On 08/21/2015 03:18 PM, Hans Teijgeler wrote:
> David,
> What about using Defining N-ary Relations on the Semantic Web 
> <http://www.w3.org/TR/swbp-n-aryRelations/> Use Case 3 ?
> @prefix : <http://example/mine/address/> .
> @prefix ex: <http://example/other/> .
> @prefix v: <https://tools.ietf.org/html/rfc6350#section-10.2.6>
> :T78F7E2EB48C044CCB5474C072F5573DB rdf:type :SnailMailAddress, 
> owl:Thing; # T+GUID
>      v:SOURCE ex:alice ;
>      v:FN "Alice Doe" ;
>      v:ADR "45 Park St, Shadyville, USA" .
> Something like that.
> Regards, Hans
> Hans Teijgeler,
> Laanweg 28,
> 1871 BJ Schoorl,
> Netherlands
> 15926.org <http://15926.org>
> -----Original Message-----
> From: David Booth [mailto:david@dbooth.org]
> Sent: vrijdag 21 augustus 2015 17:31
> To: Paul Houle; semantic-web@w3.org; Discussion list for the Wikidata 
> project.
> Subject: Re: Naming Conventions for URIs
> On 08/20/2015 11:36 AM, Paul Houle wrote:
> [ . . . ]
>  > The production for a QName  cannot begin with a number so it is not  
> > correct to write something like  >  > dbpedia:100  >  > or expect to 
> have the full URI squashed to that.  This kind of gotcha  > will drive 
> newbies nuts,  and the realization of RDF as a universal  > solvent 
> requires squashing many of them.
> I agree.  And although (as Andy pointed out) this particular issue has 
> been fixed in SPARQL 1.1 and Turtle 1.1, last I checked not all tools 
> had been upgraded to those specs, so it still remains a problem in 
> practice.  Personally, as a workaround when converting a natural key 
> to a URI, I always prefix the key with an alpha string that suggests 
> what it is.  For example instead of the above I might write:
> dbpedia:dbp_100
> Another place that URI creation and management causes unnecessary 
> headache is when you want to mint a new URI that is relative to an 
> existing URI that you don't control.  For example, suppose someone 
> else gives me a URI for Alice:
>     <http://example/other/alice> a foaf:Person .
> My software wants to add some triples about Alice's address, such as:
>     <http://example/other/alice> v:address _:b
>     _:b v:street "Park St" .
>     _:b v:city "Shadyville" .
> For SPARQL and other reasons it would be better to use a URI like 
> <http://example/other/alice/address> instead of a blank node _:b for 
> Alice's address, such as:
> <http://example/other/alice>
> v:address <http://example/other/alice/address> .
>     <http://example/other/alice/address> v:street "Park St" .
>     <http://example/other/alice/address> v:city "Shadyville" .
> But since I do not control Alice's URI, I cannot safely mint a URI 
> that is relative to Alice's URI without the consent of the original 
> URI's owner.  (Otherwise I would be URI squatting, which is bad 
> practice and
> risky.)
> Intuitively I would like the new URI to be somehow derived from 
> Alice's URI.  I could mint a URI from my own URI space 
> <http://example/mine/>, by concatenating Alice's URI (after escaping) onto
mine, such as:
>     <http://example/mine/address#http://example/other/alice>
> but now I don't have an easy PREFIXed way to write that URI in Turtle 
> or SPARQL.  :(  Furthermore, I have to be careful to properly escape 
> the original URI before concatenating it, because it might contain 
> characters that are not allowed in a fragment identifier.

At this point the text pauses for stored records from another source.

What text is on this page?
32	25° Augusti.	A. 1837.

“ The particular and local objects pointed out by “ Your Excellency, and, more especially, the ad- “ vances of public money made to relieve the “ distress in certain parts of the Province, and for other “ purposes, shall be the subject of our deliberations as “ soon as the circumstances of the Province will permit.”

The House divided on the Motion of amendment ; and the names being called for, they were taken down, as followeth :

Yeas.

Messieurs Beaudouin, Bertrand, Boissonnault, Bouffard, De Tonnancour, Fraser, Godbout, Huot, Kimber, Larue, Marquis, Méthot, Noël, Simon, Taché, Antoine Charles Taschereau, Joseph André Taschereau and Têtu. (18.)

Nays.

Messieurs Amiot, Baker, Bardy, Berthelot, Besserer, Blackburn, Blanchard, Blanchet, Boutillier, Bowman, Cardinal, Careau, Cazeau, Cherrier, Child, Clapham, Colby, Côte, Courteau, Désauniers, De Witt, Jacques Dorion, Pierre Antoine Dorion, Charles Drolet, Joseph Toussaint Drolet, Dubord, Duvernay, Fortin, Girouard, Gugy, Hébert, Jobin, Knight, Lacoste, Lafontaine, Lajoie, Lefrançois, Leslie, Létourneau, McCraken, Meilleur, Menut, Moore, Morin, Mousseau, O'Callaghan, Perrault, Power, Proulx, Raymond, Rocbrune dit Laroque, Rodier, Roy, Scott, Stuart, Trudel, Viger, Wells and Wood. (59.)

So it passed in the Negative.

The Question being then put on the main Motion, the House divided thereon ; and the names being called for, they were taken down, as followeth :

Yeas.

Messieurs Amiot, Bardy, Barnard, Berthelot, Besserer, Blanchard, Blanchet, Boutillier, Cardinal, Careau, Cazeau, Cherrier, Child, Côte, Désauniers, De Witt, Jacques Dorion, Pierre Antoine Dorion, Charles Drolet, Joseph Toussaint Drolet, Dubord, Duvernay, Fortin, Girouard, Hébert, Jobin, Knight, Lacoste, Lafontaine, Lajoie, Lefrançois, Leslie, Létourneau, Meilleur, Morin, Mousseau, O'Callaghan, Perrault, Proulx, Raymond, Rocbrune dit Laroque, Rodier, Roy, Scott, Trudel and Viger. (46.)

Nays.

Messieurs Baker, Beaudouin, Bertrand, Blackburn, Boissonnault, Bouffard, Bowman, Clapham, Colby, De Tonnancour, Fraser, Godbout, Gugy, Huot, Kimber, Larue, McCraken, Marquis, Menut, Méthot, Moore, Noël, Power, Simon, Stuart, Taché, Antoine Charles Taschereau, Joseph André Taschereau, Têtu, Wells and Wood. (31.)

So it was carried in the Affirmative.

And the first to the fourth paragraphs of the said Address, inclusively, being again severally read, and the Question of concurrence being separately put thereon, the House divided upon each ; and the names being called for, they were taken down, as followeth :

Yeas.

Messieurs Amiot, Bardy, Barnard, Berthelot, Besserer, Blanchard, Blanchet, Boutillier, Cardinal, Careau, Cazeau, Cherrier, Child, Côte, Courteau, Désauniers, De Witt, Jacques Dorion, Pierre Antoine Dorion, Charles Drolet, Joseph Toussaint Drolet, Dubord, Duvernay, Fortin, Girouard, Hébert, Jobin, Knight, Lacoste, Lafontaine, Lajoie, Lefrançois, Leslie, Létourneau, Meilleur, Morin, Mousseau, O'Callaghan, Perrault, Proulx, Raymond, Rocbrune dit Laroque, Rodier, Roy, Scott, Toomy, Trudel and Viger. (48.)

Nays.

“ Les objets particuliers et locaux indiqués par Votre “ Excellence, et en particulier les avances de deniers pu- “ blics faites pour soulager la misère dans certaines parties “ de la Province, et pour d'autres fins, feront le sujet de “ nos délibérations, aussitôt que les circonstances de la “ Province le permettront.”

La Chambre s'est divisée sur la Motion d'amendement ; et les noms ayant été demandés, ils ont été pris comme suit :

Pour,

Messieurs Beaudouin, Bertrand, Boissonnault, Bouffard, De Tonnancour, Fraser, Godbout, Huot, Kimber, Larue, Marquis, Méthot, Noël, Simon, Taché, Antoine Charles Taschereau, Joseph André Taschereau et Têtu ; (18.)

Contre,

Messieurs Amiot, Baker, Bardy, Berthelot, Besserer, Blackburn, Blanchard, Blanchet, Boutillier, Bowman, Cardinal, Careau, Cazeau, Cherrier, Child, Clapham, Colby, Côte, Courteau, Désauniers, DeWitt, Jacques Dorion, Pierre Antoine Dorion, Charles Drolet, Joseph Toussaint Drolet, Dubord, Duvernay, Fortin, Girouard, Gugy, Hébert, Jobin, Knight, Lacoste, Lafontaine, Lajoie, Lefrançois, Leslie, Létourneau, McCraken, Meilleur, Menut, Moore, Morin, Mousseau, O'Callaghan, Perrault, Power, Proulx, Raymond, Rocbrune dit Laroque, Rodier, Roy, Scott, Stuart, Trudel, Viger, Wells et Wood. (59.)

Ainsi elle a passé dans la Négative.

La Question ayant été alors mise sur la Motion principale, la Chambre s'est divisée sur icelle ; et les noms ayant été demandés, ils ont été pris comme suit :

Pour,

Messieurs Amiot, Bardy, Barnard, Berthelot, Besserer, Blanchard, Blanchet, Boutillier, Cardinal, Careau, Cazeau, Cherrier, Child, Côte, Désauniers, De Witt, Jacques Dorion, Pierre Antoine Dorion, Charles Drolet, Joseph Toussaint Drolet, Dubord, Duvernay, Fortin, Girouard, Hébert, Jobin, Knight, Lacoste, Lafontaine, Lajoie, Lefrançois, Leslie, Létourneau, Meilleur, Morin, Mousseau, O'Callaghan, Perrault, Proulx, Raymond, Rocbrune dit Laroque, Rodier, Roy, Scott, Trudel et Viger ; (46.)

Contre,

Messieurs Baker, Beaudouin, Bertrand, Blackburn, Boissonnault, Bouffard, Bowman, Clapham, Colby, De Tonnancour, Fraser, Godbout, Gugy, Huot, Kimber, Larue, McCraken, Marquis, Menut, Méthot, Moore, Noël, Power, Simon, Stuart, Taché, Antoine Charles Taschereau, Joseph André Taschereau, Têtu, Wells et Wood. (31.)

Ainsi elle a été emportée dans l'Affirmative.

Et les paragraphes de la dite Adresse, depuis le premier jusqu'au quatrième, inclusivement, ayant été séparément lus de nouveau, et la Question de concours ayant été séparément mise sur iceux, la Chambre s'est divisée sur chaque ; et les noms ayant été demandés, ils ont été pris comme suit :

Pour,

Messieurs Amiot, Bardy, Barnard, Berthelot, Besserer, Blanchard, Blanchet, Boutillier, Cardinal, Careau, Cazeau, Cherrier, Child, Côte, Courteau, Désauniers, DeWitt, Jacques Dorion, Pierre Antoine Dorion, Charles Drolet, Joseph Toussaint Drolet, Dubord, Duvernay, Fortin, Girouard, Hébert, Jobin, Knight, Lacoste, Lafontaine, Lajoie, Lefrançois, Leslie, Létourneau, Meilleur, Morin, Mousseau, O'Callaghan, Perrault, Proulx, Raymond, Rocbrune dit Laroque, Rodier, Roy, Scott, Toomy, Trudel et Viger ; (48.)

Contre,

> In my experience URI allocation and management is one of the most 
> annoying practical aspects of working with RDF, as compared with JSON, 
> for example, where one can just put blinders on and ignore the need 
> for global identification.  It would be great if some PhD student or 
> other creative person could figure out a good solution to reduce this 
> pain and make RDF easier for a wider audience to use.  (New 
> conventions?  A new RDF serialization?  Extend RDF?)  JSON-LD is a 
> good step, but still doesn't solve the problem.